Bundan sonra ne olacak? Olması gereken, Türkiye’nin kararı uygulaması, Osman Kavala’yı serbest bırakması ve atılan suçların bütün sonuçlarıyla silinerek eski halin iadesi. Bu Türkiye’nin taraf olduğu Sözleşme’nin 46/1 maddesinden doğan açık yükümlülüğü. Devletin Sözleşme’den doğan yükümlülüğünü yerine getirmemesi, uluslararası hukuk bakımından da sorumluluğuna yol açar. Aynı zamanda Anayasa’nın 90/5 maddesi de bunu gerektiriyor. Bu madde gereğince AİHM’in kararları ulusal yasaların üstünde. Anayasa’ya eklenen bu hükümle Sözleşme içselleştirildi, hukuk sistemimizin bir parçası oldu.
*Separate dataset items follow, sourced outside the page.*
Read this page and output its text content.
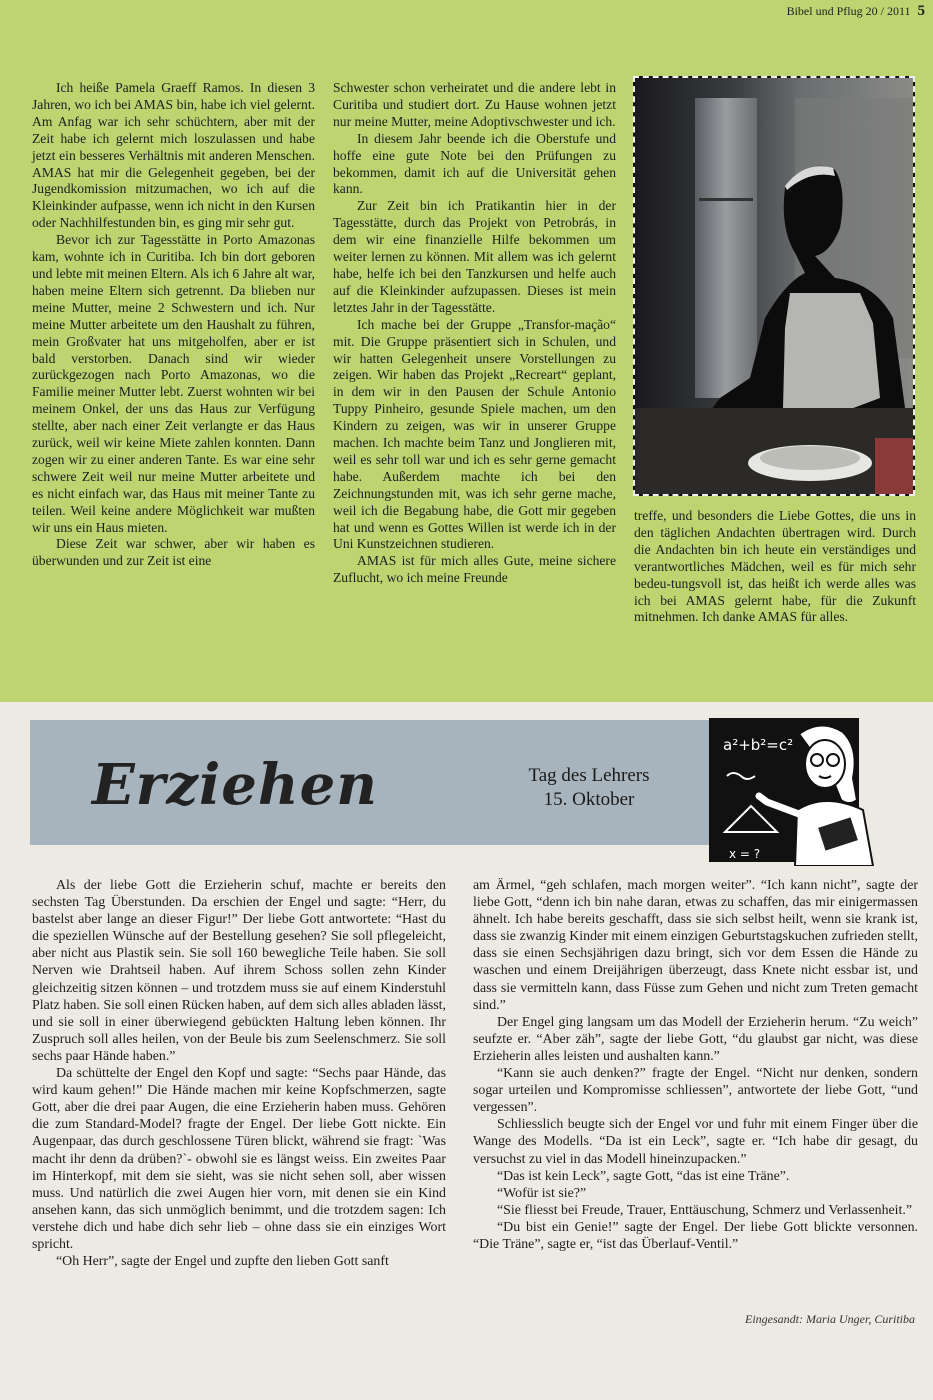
Bibel und Pflug 20 / 2011 5

Ich heiße Pamela Graeff Ramos. In diesen 3 Jahren, wo ich bei AMAS bin, habe ich viel gelernt. Am Anfag war ich sehr schüchtern, aber mit der Zeit habe ich gelernt mich loszulassen und habe jetzt ein besseres Verhältnis mit anderen Menschen. AMAS hat mir die Gelegenheit gegeben, bei der Jugendkomission mitzumachen, wo ich auf die Kleinkinder aufpasse, wenn ich nicht in den Kursen oder Nachhilfestunden bin, es ging mir sehr gut.

Bevor ich zur Tagesstätte in Porto Amazonas kam, wohnte ich in Curitiba. Ich bin dort geboren und lebte mit meinen Eltern. Als ich 6 Jahre alt war, haben meine Eltern sich getrennt. Da blieben nur meine Mutter, meine 2 Schwestern und ich. Nur meine Mutter arbeitete um den Haushalt zu führen, mein Großvater hat uns mitgeholfen, aber er ist bald verstorben. Danach sind wir wieder zurückgezogen nach Porto Amazonas, wo die Familie meiner Mutter lebt. Zuerst wohnten wir bei meinem Onkel, der uns das Haus zur Verfügung stellte, aber nach einer Zeit verlangte er das Haus zurück, weil wir keine Miete zahlen konnten. Dann zogen wir zu einer anderen Tante. Es war eine sehr schwere Zeit weil nur meine Mutter arbeitete und es nicht einfach war, das Haus mit meiner Tante zu teilen. Weil keine andere Möglichkeit war mußten wir uns ein Haus mieten.

Diese Zeit war schwer, aber wir haben es überwunden und zur Zeit ist eine

Schwester schon verheiratet und die andere lebt in Curitiba und studiert dort. Zu Hause wohnen jetzt nur meine Mutter, meine Adoptivschwester und ich.

In diesem Jahr beende ich die Oberstufe und hoffe eine gute Note bei den Prüfungen zu bekommen, damit ich auf die Universität gehen kann.

Zur Zeit bin ich Pratikantin hier in der Tagesstätte, durch das Projekt von Petrobrás, in dem wir eine finanzielle Hilfe bekommen um weiter lernen zu können. Mit allem was ich gelernt habe, helfe ich bei den Tanzkursen und helfe auch auf die Kleinkinder aufzupassen. Dieses ist mein letztes Jahr in der Tagesstätte.

Ich mache bei der Gruppe „Transfor-mação“ mit. Die Gruppe präsentiert sich in Schulen, und wir hatten Gelegenheit unsere Vorstellungen zu zeigen. Wir haben das Projekt „Recreart“ geplant, in dem wir in den Pausen der Schule Antonio Tuppy Pinheiro, gesunde Spiele machen, um den Kindern zu zeigen, was wir in unserer Gruppe machen. Ich machte beim Tanz und Jonglieren mit, weil es sehr toll war und ich es sehr gerne gemacht habe. Außerdem machte ich bei den Zeichnungstunden mit, was ich sehr gerne mache, weil ich die Begabung habe, die Gott mir gegeben hat und wenn es Gottes Willen ist werde ich in der Uni Kunstzeichnen studieren.

AMAS ist für mich alles Gute, meine sichere Zuflucht, wo ich meine Freunde

treffe, und besonders die Liebe Gottes, die uns in den täglichen Andachten übertragen wird. Durch die Andachten bin ich heute ein verständiges und verantwortliches Mädchen, weil es für mich sehr bedeu-tungsvoll ist, das heißt ich werde alles was ich bei AMAS gelernt habe, für die Zukunft mitnehmen. Ich danke AMAS für alles.

Erziehen	Tag des Lehrers
15. Oktober
a²+b²=c²
x = ?

Als der liebe Gott die Erzieherin schuf, machte er bereits den sechsten Tag Überstunden. Da erschien der Engel und sagte: “Herr, du bastelst aber lange an dieser Figur!” Der liebe Gott antwortete: “Hast du die speziellen Wünsche auf der Bestellung gesehen? Sie soll pflegeleicht, aber nicht aus Plastik sein. Sie soll 160 bewegliche Teile haben. Sie soll Nerven wie Drahtseil haben. Auf ihrem Schoss sollen zehn Kinder gleichzeitig sitzen können – und trotzdem muss sie auf einem Kinderstuhl Platz haben. Sie soll einen Rücken haben, auf dem sich alles abladen lässt, und sie soll in einer überwiegend gebückten Haltung leben können. Ihr Zuspruch soll alles heilen, von der Beule bis zum Seelenschmerz. Sie soll sechs paar Hände haben.”

Da schüttelte der Engel den Kopf und sagte: “Sechs paar Hände, das wird kaum gehen!” Die Hände machen mir keine Kopfschmerzen, sagte Gott, aber die drei paar Augen, die eine Erzieherin haben muss. Gehören die zum Standard-Model? fragte der Engel. Der liebe Gott nickte. Ein Augenpaar, das durch geschlossene Türen blickt, während sie fragt: `Was macht ihr denn da drüben?`- obwohl sie es längst weiss. Ein zweites Paar im Hinterkopf, mit dem sie sieht, was sie nicht sehen soll, aber wissen muss. Und natürlich die zwei Augen hier vorn, mit denen sie ein Kind ansehen kann, das sich unmöglich benimmt, und die trotzdem sagen: Ich verstehe dich und habe dich sehr lieb – ohne dass sie ein einziges Wort spricht.

“Oh Herr”, sagte der Engel und zupfte den lieben Gott sanft

am Ärmel, “geh schlafen, mach morgen weiter”. “Ich kann nicht”, sagte der liebe Gott, “denn ich bin nahe daran, etwas zu schaffen, das mir einigermassen ähnelt. Ich habe bereits geschafft, dass sie sich selbst heilt, wenn sie krank ist, dass sie zwanzig Kinder mit einem einzigen Geburtstagskuchen zufrieden stellt, dass sie einen Sechsjährigen dazu bringt, sich vor dem Essen die Hände zu waschen und einem Dreijährigen überzeugt, dass Knete nicht essbar ist, und dass sie vermitteln kann, dass Füsse zum Gehen und nicht zum Treten gemacht sind.”

Der Engel ging langsam um das Modell der Erzieherin herum. “Zu weich” seufzte er. “Aber zäh”, sagte der liebe Gott, “du glaubst gar nicht, was diese Erzieherin alles leisten und aushalten kann.”

“Kann sie auch denken?” fragte der Engel. “Nicht nur denken, sondern sogar urteilen und Kompromisse schliessen”, antwortete der liebe Gott, “und vergessen”.

Schliesslich beugte sich der Engel vor und fuhr mit einem Finger über die Wange des Modells. “Da ist ein Leck”, sagte er. “Ich habe dir gesagt, du versuchst zu viel in das Modell hineinzupacken.”

“Das ist kein Leck”, sagte Gott, “das ist eine Träne”.

“Wofür ist sie?”

“Sie fliesst bei Freude, Trauer, Enttäuschung, Schmerz und Verlassenheit.”

“Du bist ein Genie!” sagte der Engel. Der liebe Gott blickte versonnen. “Die Träne”, sagte er, “ist das Überlauf-Ventil.”

Eingesandt: Maria Unger, Curitiba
Kararın uygulanması hukuk devleti olup olmamakla yakından bağlantılı. Türkiye AİHM kararını uygulamayı reddederse, hukuk devleti olmayı reddediyor sonucu çıkar.
Burada önemli bir nokta da şu: Türkiye, gerek Bakanlar Komitesi’ne verdiği görüşlerde, gerek ihlal prosedürü bağlamında AİHM’e verdiği görüşlerde “kararı uygulamayacağım” demedi. Bütün bu görüşlerde hükümetin tezi, “ben kararı uyguladım. Osman Kavala, AİHM’in kararının konusu olan Gezi davasından (TCK md. 312) beraat etti. Şimdi başka bir dava, casusluk davası (TCK md. 328) nedeniyle tutuklu. Bunun için yeni bir başvuru yapması gerekir.” şeklindeydi. Bu tez AİHM tarafından kabul edilmedi. Görüş ayrılığı kararın uygulanıp uygulanmamasına ilişkin değil, kararın uygulanmasının ne anlama geldiği konusunda ise, AİHM kararıyla bu soruna çözüm getirdi. Şimdi Türkiye’nin AİHM kararıyla uyum içinde kararı uygulaması tutarlı bir davranış olur.